Arianna ERRIGO |
La numero 1 azzurra del fioretto annuncia la scolta della doppia
arma, punta a Tokyo 2020 anche nella sciabola. L’ultimo azzardo nella carriera
di un talento fin troppo irrequieto.
Arianna
Errigo ha annunciato un paio di giorni fa una scelta a suo modo dirompente e,
per certi versi, controcorrente: a partire da quest’anno, la numero 1 azzurra
(e mondiale) del fioretto si dedicherà anche alla sciabola, arma in cui già
negli ultimi anni spesso si allena e che l’ha vista eccellere giusto
nell’ultima stagione nei Campionati Italiani Assoluti a Roma, con la vittoria
nella prova a squadre in divisa dei Carabinieri insieme a Rossella Gregorio e
Livia Stagni. L’obiettivo, nemmeno troppo nascosto, è a dir poco ambizioso: la
qualificazione alle prossime Olimpiadi di Tokyo 2020 in entrambe le armi.
Senza
entrare nel merito della decisione, e rispettando la regola sovrana secondo cui
un atleta conosce sé stesso, la macchina del proprio corpo e, in ultima
analisi, i propri limiti meglio di chiunque altro, le perplessità – per non
dire le controindicazioni – sono molte e non di poco conto. A partire dalla
scelta stessa della doppia arma: in un’epoca in cui la specializzazione nelle
singole armi già in atto da decenni ha ormai preso il sopravvento più o meno su
tutti gli altri fattori, far rivivere le gesta dei Nadi o dei Mangiarotti
rischia di risultare un filo anacronistico.
In secondo
luogo la scherma di oggi, tanto per il livello agonistico quanto per un
calendario che ormai richiede trasferte a ogni angolo del globo, implica sforzi
fisici notevoli, e per prima Arianna Errigo dovrebbe aver memoria recente di
una stagione, la penultima a cavallo tra 2015 e 2016, dedicata a smaltire le
scorie di una sindrome virale che a un certo punto pareva addirittura averne minato
le certezze in chiave olimpica. Un ipotetico calendario completo di fioretto e
sciabola vorrebbe dire un totale di 16 gare l’anno per i prossimi quattro,
esclusi eventuali Europei e Mondiali: il gioco vale davvero la candela? Da
ultimo, affacciarsi alla sciabola a 28 anni con una concorrenza agguerrita, e
specializzata, già in ambito azzurro per non parlare delle nazioni oggi
dominanti, rischia seriamente di compromettere la gestione di una seconda parte
di carriera nel fioretto all’altezza della prima, già di per sé notevole.
La
carriera, per l’appunto. Quella di Arianna Errigo, a un’attenta analisi, sembra
caratterizzata da un sostanziale filo rosso, di cui questa scelta di affiancare
la sciabola al fioretto è soltanto l’ultimo episodio, e in cui l’indubbio
talento ha spesso sfidato l’azzardo. La quindicenne al fondo irrequieta che
lascia la natia Monza per la Comense Scherma quasi senza rete e diventa in
pochi anni l’astro nascente del fioretto azzurro; la campionessa dal fioretto
esuberante che per prima pare non soffrire la personalità di Sua Maestà
Valentina Vezzali ma a cui per due diversi blackout sfugge in altrettante
occasioni (Londra 2012 e Rio 2016) l’oro olimpico individuale; una fra i numeri
1 dal palmarès già oggi tra i più ricchi di sempre (2 titoli mondiali e 1
europeo più 5 Coppe del Mondo, trofeo in cui nella storia solo la Vezzali può
vantare più vittorie) che non le ha però mai mandate a dire ai propri (ex)

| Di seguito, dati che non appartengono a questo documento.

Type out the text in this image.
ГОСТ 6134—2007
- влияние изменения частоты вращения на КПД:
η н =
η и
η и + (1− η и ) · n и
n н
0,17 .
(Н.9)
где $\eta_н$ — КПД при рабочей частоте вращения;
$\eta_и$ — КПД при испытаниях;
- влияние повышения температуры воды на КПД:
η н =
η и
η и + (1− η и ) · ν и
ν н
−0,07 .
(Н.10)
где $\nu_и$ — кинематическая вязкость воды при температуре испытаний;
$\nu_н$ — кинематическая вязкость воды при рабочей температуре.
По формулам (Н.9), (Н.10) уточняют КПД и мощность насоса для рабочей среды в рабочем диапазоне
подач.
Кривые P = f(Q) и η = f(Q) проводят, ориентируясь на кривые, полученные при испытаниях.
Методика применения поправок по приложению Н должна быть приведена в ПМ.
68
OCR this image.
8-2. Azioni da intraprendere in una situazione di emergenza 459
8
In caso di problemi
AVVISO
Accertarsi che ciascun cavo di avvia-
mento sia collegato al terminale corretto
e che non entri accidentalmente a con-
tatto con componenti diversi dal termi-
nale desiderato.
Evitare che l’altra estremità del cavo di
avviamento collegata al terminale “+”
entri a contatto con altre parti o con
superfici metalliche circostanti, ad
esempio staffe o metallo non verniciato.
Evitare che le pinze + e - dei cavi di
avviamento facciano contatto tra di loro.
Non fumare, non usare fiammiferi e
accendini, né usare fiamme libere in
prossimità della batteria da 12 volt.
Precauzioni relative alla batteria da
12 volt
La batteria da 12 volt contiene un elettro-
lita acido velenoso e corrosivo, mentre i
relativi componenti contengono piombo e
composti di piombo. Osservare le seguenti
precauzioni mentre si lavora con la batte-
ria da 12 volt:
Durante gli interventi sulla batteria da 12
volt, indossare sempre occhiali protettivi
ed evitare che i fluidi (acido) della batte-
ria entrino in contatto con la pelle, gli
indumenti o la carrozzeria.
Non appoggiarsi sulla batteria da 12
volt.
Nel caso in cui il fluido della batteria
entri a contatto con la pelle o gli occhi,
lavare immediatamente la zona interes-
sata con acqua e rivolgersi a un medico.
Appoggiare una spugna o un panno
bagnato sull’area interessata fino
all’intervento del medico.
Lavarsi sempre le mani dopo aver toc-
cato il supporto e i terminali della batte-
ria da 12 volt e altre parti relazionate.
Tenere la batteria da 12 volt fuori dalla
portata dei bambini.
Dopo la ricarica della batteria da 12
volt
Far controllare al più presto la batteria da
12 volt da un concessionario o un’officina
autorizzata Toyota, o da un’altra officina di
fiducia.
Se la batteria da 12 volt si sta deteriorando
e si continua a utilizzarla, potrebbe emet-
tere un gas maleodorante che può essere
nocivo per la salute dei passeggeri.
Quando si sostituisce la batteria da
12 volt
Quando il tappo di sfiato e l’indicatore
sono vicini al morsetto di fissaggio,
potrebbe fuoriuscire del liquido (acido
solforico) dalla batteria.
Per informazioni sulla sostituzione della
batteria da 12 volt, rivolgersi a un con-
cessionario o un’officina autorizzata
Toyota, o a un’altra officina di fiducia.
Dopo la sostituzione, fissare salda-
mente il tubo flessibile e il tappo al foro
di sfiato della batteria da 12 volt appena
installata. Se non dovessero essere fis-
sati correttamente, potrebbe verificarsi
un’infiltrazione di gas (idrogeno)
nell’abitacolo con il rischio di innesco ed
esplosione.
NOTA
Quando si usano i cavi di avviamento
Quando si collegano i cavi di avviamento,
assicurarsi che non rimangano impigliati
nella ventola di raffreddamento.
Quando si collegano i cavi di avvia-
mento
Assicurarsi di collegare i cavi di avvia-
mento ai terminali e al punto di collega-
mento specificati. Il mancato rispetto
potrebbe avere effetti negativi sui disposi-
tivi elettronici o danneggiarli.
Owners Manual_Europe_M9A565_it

Maestri - da Giovanni Bortolaso che seguì Stefano Cerioni nell’avventura russa
dopo Londra 2012 fino a Giulio Tomassini che a suo dire non l’avrebbe seguita
con la dovuta attenzione nella preparazione a Rio 2016 – al limite e talvolta
oltre il cortocircuito in certe dichiarazioni, e ora i tagli e contro-tagli
della sciabola che si affiancano quasi per un capriccio alla punta del
fioretto.
Il talento
è un dono, e Arianna Errigo ne ha da vendere, così come per certi versi si può
dire altrettanto del gestire l’azzardo di una carriera, ma a un certo punto la
sintesi appare necessaria perché l’azzardo, troppo solleticato, a lungo andare
non arrivi ad oscurare il talento. Talvolta per essere davvero grandi, servirebbe
prima dare un’idea definitiva di cosa voler fare, da grandi.